アメリカ国務省は現地時間の12月31日、この改正法がアメリカを拠点とするオンラインプラットフォーム企業の事業に悪影響を及ぼし、表現の自由を制限する恐れがあるとして、重大な懸念を持っていると明らかにしました。
また、韓国がデジタルサービス分野で不必要な障壁を設けるべきではないと強調しました。
アメリカが問題視している改正法は、オンライン上で暴力や差別をあおる情報や、虚偽やねつ造された情報の拡散を防ぐことを目的とした法律です。
改正法では、こうした情報を流した場合、利用者数の多い大規模オンラインプラットフォーム事業者に対し、該当するコンテンツを速やかに削除または遮断する法的責任を課す内容が盛り込まれています。

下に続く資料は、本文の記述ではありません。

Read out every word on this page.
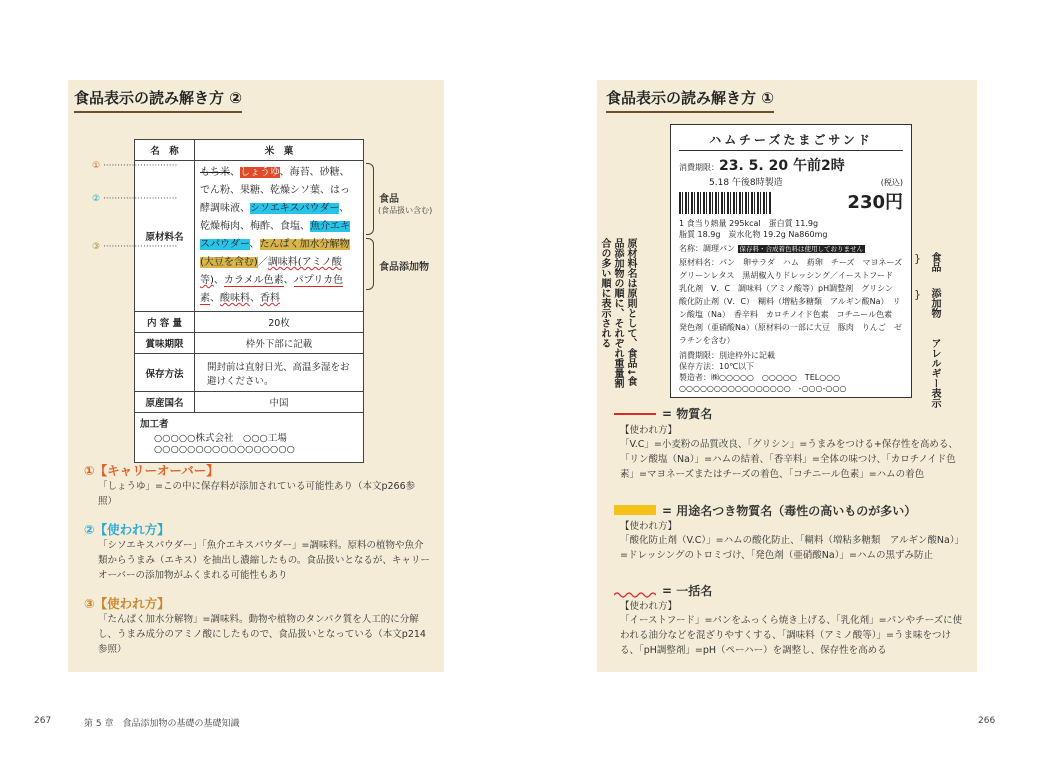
食品表示の読み解き方 ②
名　称	米　菓
原材料名	もち米、しょうゆ、海苔、砂糖、でん粉、果糖、乾燥シソ葉、はっ酵調味液、シソエキスパウダー、乾燥梅肉、梅酢、食塩、魚介エキスパウダー、たんぱく加水分解物(大豆を含む)／調味料(アミノ酸等)、カラメル色素、パプリカ色素、酸味料、香料
内 容 量	20枚
賞味期限	枠外下部に記載
保存方法	開封前は直射日光、高温多湿をお避けください。
原産国名	中国

加工者
○○○○○株式会社　○○○工場
○○○○○○○○○○○○○○○○○	
① ··························
② ··························
③ ··························
食品
(食品扱い含む)
食品添加物
①【キャリーオーバー】
「しょうゆ」=この中に保存料が添加されている可能性あり（本文p266参照）
②【使われ方】
「シソエキスパウダー」「魚介エキスパウダー」=調味料。原料の植物や魚介類からうまみ（エキス）を抽出し濃縮したもの。食品扱いとなるが、キャリーオーバーの添加物がふくまれる可能性もあり
③【使われ方】
「たんぱく加水分解物」=調味料。動物や植物のタンパク質を人工的に分解し、うまみ成分のアミノ酸にしたもので、食品扱いとなっている（本文p214参照）
267	第 5 章　食品添加物の基礎の基礎知識
食品表示の読み解き方 ①
原材料名は原則として、食品↓食品添加物の順に、それぞれ重量割合の多い順に表示される
ハムチーズたまごサンド
消費期限：23. 5. 20 午前2時
5.18 午後8時製造	(税込)
230円
1 食当り熱量 295kcal　蛋白質 11.9g
脂質 18.9g　炭水化物 19.2g Na860mg
名称：調理パン 保存料・合成着色料は使用しておりません
原材料名：パン　卵サラダ　ハム　葯卵　チーズ　マヨネーズ　グリーンレタス　黒胡椒入りドレッシング／イーストフード　乳化剤　V．C　調味料（アミノ酸等）pH調整剤　グリシン　酸化防止剤（V．C）　糊料（増粘多糖類　アルギン酸Na）　リン酸塩（Na）　香辛料　カロチノイド色素　コチニール色素　発色剤（亜硝酸Na）（原材料の一部に大豆　豚肉　りんご　ゼラチンを含む）
消費期限：別途枠外に記載
保存方法：10℃以下
製造者：㈱○○○○○　○○○○○　TEL○○○
○○○○○○○○○○○○○○○○　-○○○-○○○
} 食品
} 添加物
アレルギー表示
= 物質名
【使われ方】
「V.C」=小麦粉の品質改良、「グリシン」=うまみをつける+保存性を高める、「リン酸塩（Na）」=ハムの結着、「香辛料」=全体の味つけ、「カロチノイド色素」=マヨネーズまたはチーズの着色、「コチニール色素」=ハムの着色
= 用途名つき物質名（毒性の高いものが多い）
【使われ方】
「酸化防止剤（V.C）」=ハムの酸化防止、「糊料（増粘多糖類　アルギン酸Na）」=ドレッシングのトロミづけ、「発色剤（亜硝酸Na）」=ハムの黒ずみ防止
= 一括名
【使われ方】
「イーストフード」=パンをふっくら焼き上げる、「乳化剤」=パンやチーズに使われる油分などを混ざりやすくする、「調味料（アミノ酸等）」=うま味をつける、「pH調整剤」=pH（ペーハー）を調整し、保存性を高める
266
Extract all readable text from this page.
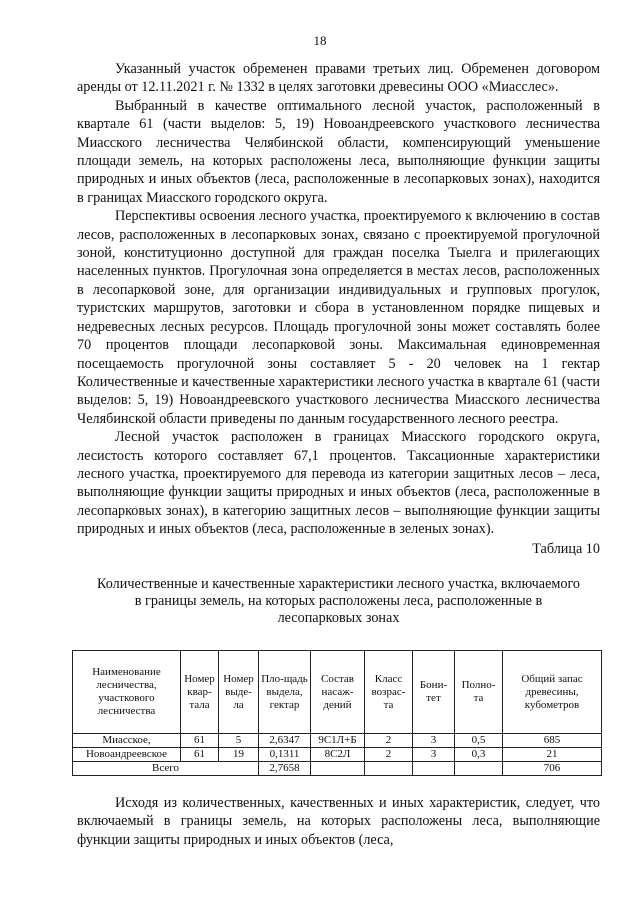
18

Указанный участок обременен правами третьих лиц. Обременен договором аренды от 12.11.2021 г. № 1332 в целях заготовки древесины ООО «Миасслес».

Выбранный в качестве оптимального лесной участок, расположенный в квартале 61 (части выделов: 5, 19) Новоандреевского участкового лесничества Миасского лесничества Челябинской области, компенсирующий уменьшение площади земель, на которых расположены леса, выполняющие функции защиты природных и иных объектов (леса, расположенные в лесопарковых зонах), находится в границах Миасского городского округа.

Перспективы освоения лесного участка, проектируемого к включению в состав лесов, расположенных в лесопарковых зонах, связано с проектируемой прогулочной зоной, конституционно доступной для граждан поселка Тыелга и прилегающих населенных пунктов. Прогулочная зона определяется в местах лесов, расположенных в лесопарковой зоне, для организации индивидуальных и групповых прогулок, туристских маршрутов, заготовки и сбора в установленном порядке пищевых и недревесных лесных ресурсов. Площадь прогулочной зоны может составлять более 70 процентов площади лесопарковой зоны. Максимальная единовременная посещаемость прогулочной зоны составляет 5 - 20 человек на 1 гектар Количественные и качественные характеристики лесного участка в квартале 61 (части выделов: 5, 19) Новоандреевского участкового лесничества Миасского лесничества Челябинской области приведены по данным государственного лесного реестра.

Лесной участок расположен в границах Миасского городского округа, лесистость которого составляет 67,1 процентов. Таксационные характеристики лесного участка, проектируемого для перевода из категории защитных лесов – леса, выполняющие функции защиты природных и иных объектов (леса, расположенные в лесопарковых зонах), в категорию защитных лесов – выполняющие функции защиты природных и иных объектов (леса, расположенные в зеленых зонах).

Таблица 10

Количественные и качественные характеристики лесного участка, включаемого в границы земель, на которых расположены леса, расположенные в лесопарковых зонах

Наименование лесничества, участкового лесничества	Номер квар-тала	Номер выде-ла	Пло-щадь выдела, гектар	Состав насаж-дений	Класс возрас-та	Бони-тет	Полно-та	Общий запас древесины, кубометров
Миасское,	61	5	2,6347	9С1Л+Б	2	3	0,5	685
Новоандреевское	61	19	0,1311	8С2Л	2	3	0,3	21
Всего			2,7658					706

Исходя из количественных, качественных и иных характеристик, следует, что включаемый в границы земель, на которых расположены леса, выполняющие функции защиты природных и иных объектов (леса,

この改正法は、ディープフェイクなどの虚偽情報による社会的被害が拡大しているという問題意識から、EU=ヨーロッパ連合のデジタルサービス法を参考にして作成されました。アメリカはこのEUのデジタルサービス法についても強い不満を表しています。
韓国の改正法は、特定の企業を対象としたものではありませんが、大規模プラットフォーム事業者のコンテンツ管理責任を強化する仕組みとなっているため、グーグルやメタなどのアメリカ企業も直接的な影響を受ける可能性があるとして、アメリカ側が敏感に反応しています。
この改正法は来年7月に施行される予定ですが、アメリカの経済界からの問題提起が続いた場合、韓国のデジタル規制が、韓米間の外交や通商をめぐる懸案に発展する可能性も指摘されています。